Or, another scenario:  Everyone nods, and buys in.  They agree, this IT or HR or cost-saving change must happen for the business to grow.  Change chugs along until – yup – a pocket of the population isn’t motivated or willing to shift attitudes, behaviors, roles, or whatever they’re being asked to do.  Back to the business case, then.

Bottom line:  Thinking linearly doesn’t work for us when driving change.  Sure, frameworks are handy, if only to remind you what needs to be done.  Instead, we prefer moving in a non-straightforward manner, making the connections we need to make at the times we need to make them, and in the ways they need to be made.  Definitely messy, but it works. 

Is this your year to break out and through change?

GOOD ENOUGH: Is it, er, good enough?

While reading (belatedly) an interview with Larry Light, the then-new chief brands officer at Intercontinental Hotels, we braked hard at this sentence:  “Doing fine is not fine.”  [That quote, from Light’s CEO, segued into how this well-known marketer is upgrading and revamping/realigning the brand.]

Which got us to musing:  How many of us would actually say that … and mean it?

It’s one thing to spout the multiple mantras of continuous improvement, urgency, and burning platforms, phrases often associated with the change world.  It’s another to express discontent with reality – even though it might look pretty good to outside (and inside) observers – and begin making shifts.

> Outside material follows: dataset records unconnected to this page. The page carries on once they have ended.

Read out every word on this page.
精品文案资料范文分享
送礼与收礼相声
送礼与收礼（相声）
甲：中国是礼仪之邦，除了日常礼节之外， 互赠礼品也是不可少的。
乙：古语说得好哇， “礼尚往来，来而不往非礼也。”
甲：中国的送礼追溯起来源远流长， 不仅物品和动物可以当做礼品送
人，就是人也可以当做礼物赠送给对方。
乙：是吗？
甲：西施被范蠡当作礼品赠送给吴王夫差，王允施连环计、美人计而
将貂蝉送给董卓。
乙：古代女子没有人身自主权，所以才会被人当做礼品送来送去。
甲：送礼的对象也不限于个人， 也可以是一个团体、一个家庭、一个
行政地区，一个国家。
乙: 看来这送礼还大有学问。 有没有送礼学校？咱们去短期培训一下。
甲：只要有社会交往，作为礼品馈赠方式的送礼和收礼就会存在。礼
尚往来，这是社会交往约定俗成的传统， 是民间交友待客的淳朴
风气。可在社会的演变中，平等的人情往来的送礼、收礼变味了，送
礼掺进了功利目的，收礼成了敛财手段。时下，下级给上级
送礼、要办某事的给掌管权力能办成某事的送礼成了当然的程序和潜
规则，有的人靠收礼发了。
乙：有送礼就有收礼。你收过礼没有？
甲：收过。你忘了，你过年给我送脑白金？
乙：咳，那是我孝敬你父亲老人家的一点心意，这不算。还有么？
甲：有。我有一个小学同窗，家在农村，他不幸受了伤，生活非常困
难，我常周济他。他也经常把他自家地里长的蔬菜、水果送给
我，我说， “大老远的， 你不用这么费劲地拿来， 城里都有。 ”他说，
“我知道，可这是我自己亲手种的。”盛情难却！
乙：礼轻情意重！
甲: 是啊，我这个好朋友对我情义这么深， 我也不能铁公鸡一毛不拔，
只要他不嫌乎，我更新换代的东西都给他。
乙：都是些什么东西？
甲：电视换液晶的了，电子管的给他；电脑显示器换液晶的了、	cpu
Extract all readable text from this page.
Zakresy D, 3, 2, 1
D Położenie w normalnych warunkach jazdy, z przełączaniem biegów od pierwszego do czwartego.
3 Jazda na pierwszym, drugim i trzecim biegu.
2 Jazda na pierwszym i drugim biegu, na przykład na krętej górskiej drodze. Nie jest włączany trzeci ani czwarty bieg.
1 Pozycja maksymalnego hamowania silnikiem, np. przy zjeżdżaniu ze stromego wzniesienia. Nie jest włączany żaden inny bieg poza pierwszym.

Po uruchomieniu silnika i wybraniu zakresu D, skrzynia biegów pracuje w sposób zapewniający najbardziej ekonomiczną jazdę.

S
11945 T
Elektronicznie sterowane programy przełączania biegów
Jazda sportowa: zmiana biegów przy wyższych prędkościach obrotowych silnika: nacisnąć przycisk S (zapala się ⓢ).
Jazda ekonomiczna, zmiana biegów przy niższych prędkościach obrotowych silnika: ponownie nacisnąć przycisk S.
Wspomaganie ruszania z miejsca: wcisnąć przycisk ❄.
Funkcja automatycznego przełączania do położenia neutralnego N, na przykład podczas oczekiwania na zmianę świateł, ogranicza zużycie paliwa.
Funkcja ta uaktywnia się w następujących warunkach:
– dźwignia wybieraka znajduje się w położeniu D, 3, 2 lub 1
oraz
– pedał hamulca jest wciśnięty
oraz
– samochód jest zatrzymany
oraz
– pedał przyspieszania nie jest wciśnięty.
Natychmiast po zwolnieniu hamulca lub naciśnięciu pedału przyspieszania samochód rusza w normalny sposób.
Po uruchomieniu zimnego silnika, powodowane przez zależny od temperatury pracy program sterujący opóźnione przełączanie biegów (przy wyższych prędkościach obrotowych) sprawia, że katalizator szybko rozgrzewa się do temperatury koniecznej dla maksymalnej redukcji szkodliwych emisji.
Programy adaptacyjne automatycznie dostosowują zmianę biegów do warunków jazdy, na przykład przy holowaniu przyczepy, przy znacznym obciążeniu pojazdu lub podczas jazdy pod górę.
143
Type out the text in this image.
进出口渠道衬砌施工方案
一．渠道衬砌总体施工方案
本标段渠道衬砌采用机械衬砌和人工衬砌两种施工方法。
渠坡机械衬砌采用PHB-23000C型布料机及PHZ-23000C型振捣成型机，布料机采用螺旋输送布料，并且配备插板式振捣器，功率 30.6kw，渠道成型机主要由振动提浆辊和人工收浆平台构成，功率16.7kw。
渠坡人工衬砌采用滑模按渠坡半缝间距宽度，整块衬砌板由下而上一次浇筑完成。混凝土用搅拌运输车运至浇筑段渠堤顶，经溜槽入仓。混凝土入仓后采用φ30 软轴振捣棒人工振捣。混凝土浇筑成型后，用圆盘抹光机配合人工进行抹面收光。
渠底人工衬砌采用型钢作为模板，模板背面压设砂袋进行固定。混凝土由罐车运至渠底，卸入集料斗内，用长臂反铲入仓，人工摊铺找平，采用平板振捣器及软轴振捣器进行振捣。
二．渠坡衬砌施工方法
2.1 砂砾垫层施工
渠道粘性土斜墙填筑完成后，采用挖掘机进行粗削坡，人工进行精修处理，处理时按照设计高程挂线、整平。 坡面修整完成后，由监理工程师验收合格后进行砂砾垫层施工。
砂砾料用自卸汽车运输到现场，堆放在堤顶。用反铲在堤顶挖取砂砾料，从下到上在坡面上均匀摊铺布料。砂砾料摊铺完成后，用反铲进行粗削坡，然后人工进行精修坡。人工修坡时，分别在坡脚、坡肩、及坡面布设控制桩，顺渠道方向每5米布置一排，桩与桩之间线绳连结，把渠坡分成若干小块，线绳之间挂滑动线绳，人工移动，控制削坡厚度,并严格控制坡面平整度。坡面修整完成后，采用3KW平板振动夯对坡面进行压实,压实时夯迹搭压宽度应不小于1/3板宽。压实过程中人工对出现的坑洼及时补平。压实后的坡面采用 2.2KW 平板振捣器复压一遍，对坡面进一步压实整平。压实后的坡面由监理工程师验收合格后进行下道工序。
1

Many change masters insist on building a compelling case for making things happen.  They talk to the critical needs of appealing to both hearts and minds, emotions and facts.  News of change on the way ricochets through the halls and plant floors, along with the names and accountabilities of task forces.  Implementation begins, goes onward, then is completed.  Now what?

Those who measure ROIs (and non-successes) of those efforts tell us that a majority never quite meet the assigned metrics.  Our burning question:  Was this a dramatic change, positioned as an “either/or”?  Or are employees and executives rewarded for following the dictates of Lean Manufacturing, Six Sigma, and other methodologies continually, rather than all at once?  Will those two very different situations differ in results delivered?